O que acontece com o sono ao longo do envelhecimento?
O processo de sono e envelhecimento provoca mudanças graduais na chamada arquitetura do sono, ou seja, na forma como o organismo percorre as diferentes fases do descanso durante a noite. Essas alterações ocorrem mesmo em pessoas saudáveis e são resultado de mudanças hormonais, neurológicas e comportamentais.
Embora cada pessoa envelheça de forma diferente, algumas características são bastante comuns.
Redução do sono profundo
Uma das principais mudanças observadas é a diminuição do sono profundo, conhecido como estágio N3. Essa é a fase mais restauradora do sono, responsável por processos importantes como recuperação muscular, fortalecimento do sistema imunológico, liberação do hormônio do crescimento e consolidação da memória.
Com o avanço da idade, essa etapa passa a ocupar uma parcela menor da noite. Como consequência, a pessoa tende a despertar com mais facilidade diante de pequenos ruídos, movimentos ou mudanças de temperatura.
Essa redução é considerada uma característica fisiológica do envelhecimento e tem sido observada em diversos estudos sobre sono e envelhecimento.
Aumento dos despertares noturnos
Outra mudança bastante comum é o aumento dos despertares durante a noite. Muitas vezes, eles são breves e a pessoa consegue voltar a dormir rapidamente, mas podem gerar a sensação de que o sono foi pouco reparador.

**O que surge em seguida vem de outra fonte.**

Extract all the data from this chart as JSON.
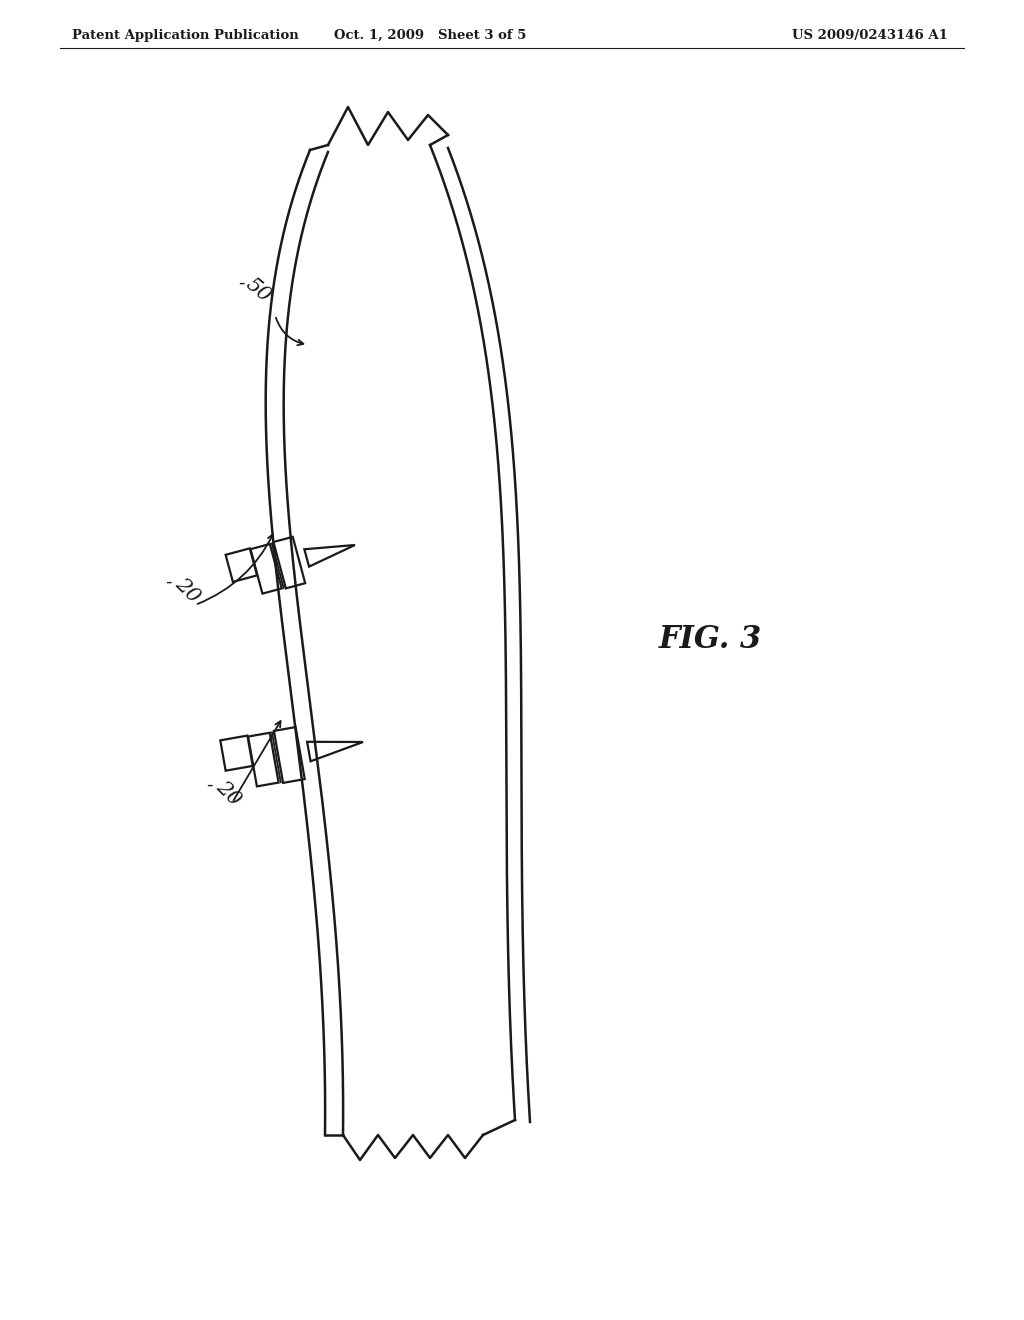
{
  "bg_color": "#ffffff",
  "line_color": "#1a1a1a",
  "header_left": "Patent Application Publication",
  "header_mid": "Oct. 1, 2009   Sheet 3 of 5",
  "header_right": "US 2009/0243146 A1",
  "fig_label": "FIG. 3",
  "label_50": "50",
  "label_20a": "20",
  "label_20b": "20",
  "pipe_lw": 1.8,
  "dripper_lw": 1.6
}
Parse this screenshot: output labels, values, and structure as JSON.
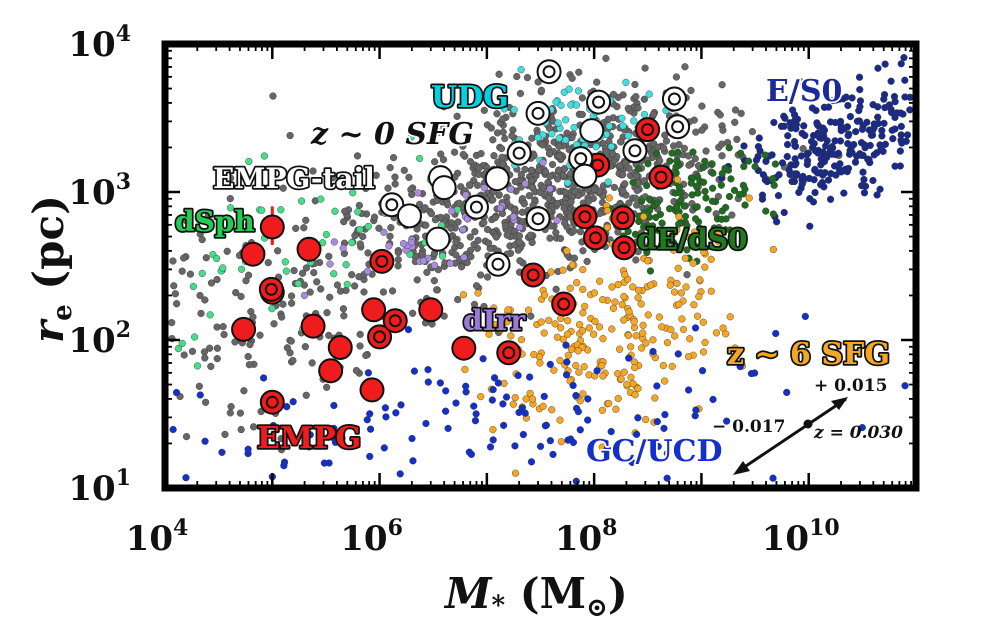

Além das mudanças naturais do organismo, esses despertares podem estar relacionados a fatores frequentes no envelhecimento, como necessidade de urinar durante a noite, dores articulares, refluxo gastroesofágico, uso de alguns medicamentos e doenças crônicas.
Por isso, nem sempre acordar várias vezes significa que o problema está apenas no sono. Em muitos casos, tratar a condição de saúde associada melhora significativamente a qualidade do descanso.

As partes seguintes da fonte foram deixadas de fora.